Can anyone tell me if the savage Model 11FXP3 is agood rifle for hunting . Was thinking of buying one in 223 for coyotes


----------



## tigerdog (Jan 24, 2008)

My dad has one that he planned on using for coyotes. I think he's shot a few prairie dogs with it, but usually sticks with a larger caliber for coyotes. He's had no complaints about the gun though.
I had one in .243; it was a super shooter right out of the box. The first time I took it to the range, I was blown away with how well it grouped. Sadly, I traded it to help fund an AR. I regretted letting it go and I've since purchased a 10FXP3, but have yet to take it to the range.


----------



## huntin1 (Nov 14, 2003)

codfish said:


> Can anyone tell me if the savage Model 11FXP3 is agood rifle for hunting . Was thinking of buying one in 223 for coyotes


Yes. But I would stay away from the Savage standard package deals, the scopes they use on the standard package are , well, crap. The rifle is great, don't know why they put a cheap scope on it.

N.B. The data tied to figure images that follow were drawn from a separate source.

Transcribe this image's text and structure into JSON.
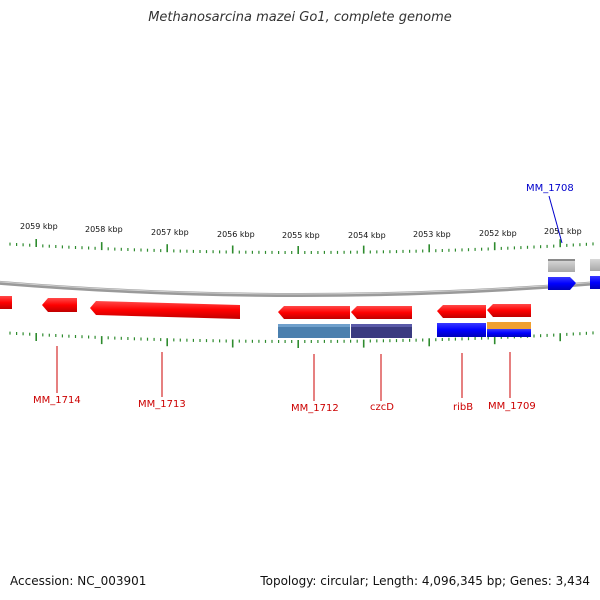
{
  "title": "Methanosarcina mazei Go1, complete genome",
  "footer": {
    "accession_label": "Accession:",
    "accession": "NC_003901",
    "topology_label": "Topology:",
    "topology": "circular",
    "length_label": "Length:",
    "length": "4,096,345 bp",
    "genes_label": "Genes:",
    "genes": "3,434"
  },
  "colors": {
    "cds_red": "#ff0000",
    "rna_blue": "#0000ff",
    "tick_green": "#2e8b2e",
    "backbone_grey": "#9a9a9a",
    "label_red": "#cc0000",
    "label_blue": "#0000cc",
    "domain_steel": "#4a7fae",
    "domain_navy": "#3a3a80",
    "domain_orange": "#f0a030",
    "pseudo_grey": "#bdbdbd"
  },
  "scale_labels": [
    "2059 kbp",
    "2058 kbp",
    "2057 kbp",
    "2056 kbp",
    "2055 kbp",
    "2054 kbp",
    "2053 kbp",
    "2052 kbp",
    "2051 kbp"
  ],
  "gene_labels": [
    {
      "name": "MM_1714",
      "color": "red"
    },
    {
      "name": "MM_1713",
      "color": "red"
    },
    {
      "name": "MM_1712",
      "color": "red"
    },
    {
      "name": "czcD",
      "color": "red"
    },
    {
      "name": "ribB",
      "color": "red"
    },
    {
      "name": "MM_1709",
      "color": "red"
    },
    {
      "name": "MM_1708",
      "color": "blue"
    }
  ]
}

I'm not sure which rifle tigerdog is talking about. On their website I can only find the 10GXP3, (wood stock) or the 10 Predator Hunter (camo). In either case same crappy scope, usually a low end Simmons.

Savage rifles are extremely accurate, but there is no way you can realize their potential with the crappy scope that is included with the package. If you look at their website, the 11FNS is $591, and the 11FXP3 is $601. They are the same rifle, but the FXP3 is their package deal. What quality of scope rings and bases are you getting for that extra $10.

They do make a 10 FPXP, but that comes with an HS Precision and a Leupold 3.5x10 mildot. Hell of a rifle, but only comes in 308 and is $2700.

I'd go with a 10FP in a heavy barrel, or an 11FNS in a light barrel. Then get a decent scope and a solid mounting system for it. You may spend a bit more, but you'll have a much better package.

huntin1


----------



## tigerdog (Jan 24, 2008)

I apologize for my typing error. I was mixing letters/numbers of the two I had. I first had the 11FXP3 and now have the 10GXP3. I believe that they are identical except for the stocks. As huntin1 already stated, the scopes included on the package leave much to be desired. I also have a 111FXP3 (7mm mag) and have replaced the scope. I never changed the ones on the .243s. They are not good scopes but if you're not doing longer range or precision shooting, they'll usually get the job done. The very first 3 shot group I fired from 200 yards was less than 1 1/2" and that was with relatively inexpensive factory ammo. If you're hunting coyotes, that will do. You can always swap scopes later if you wish. The price difference between the rifle and the package is about $10. Last I checked, for $10 you get a case with the 11FXP3 or a leather sling with the 10GXP3 along with the cheap rings and scope. If you know that you'll never use the case anyway and you want to put a quality scope on it, don't get the package series; otherwise, the package series is a good deal. 
Whatever you choose, the rifles are accurate. I doubt you'd regret purchasing one... then a 2nd or 3rd.


----------



## NDTerminator (Aug 20, 2003)

If you do a search on "Savage" on this forum, you will find there are a ton of prior posts on this subject...


----------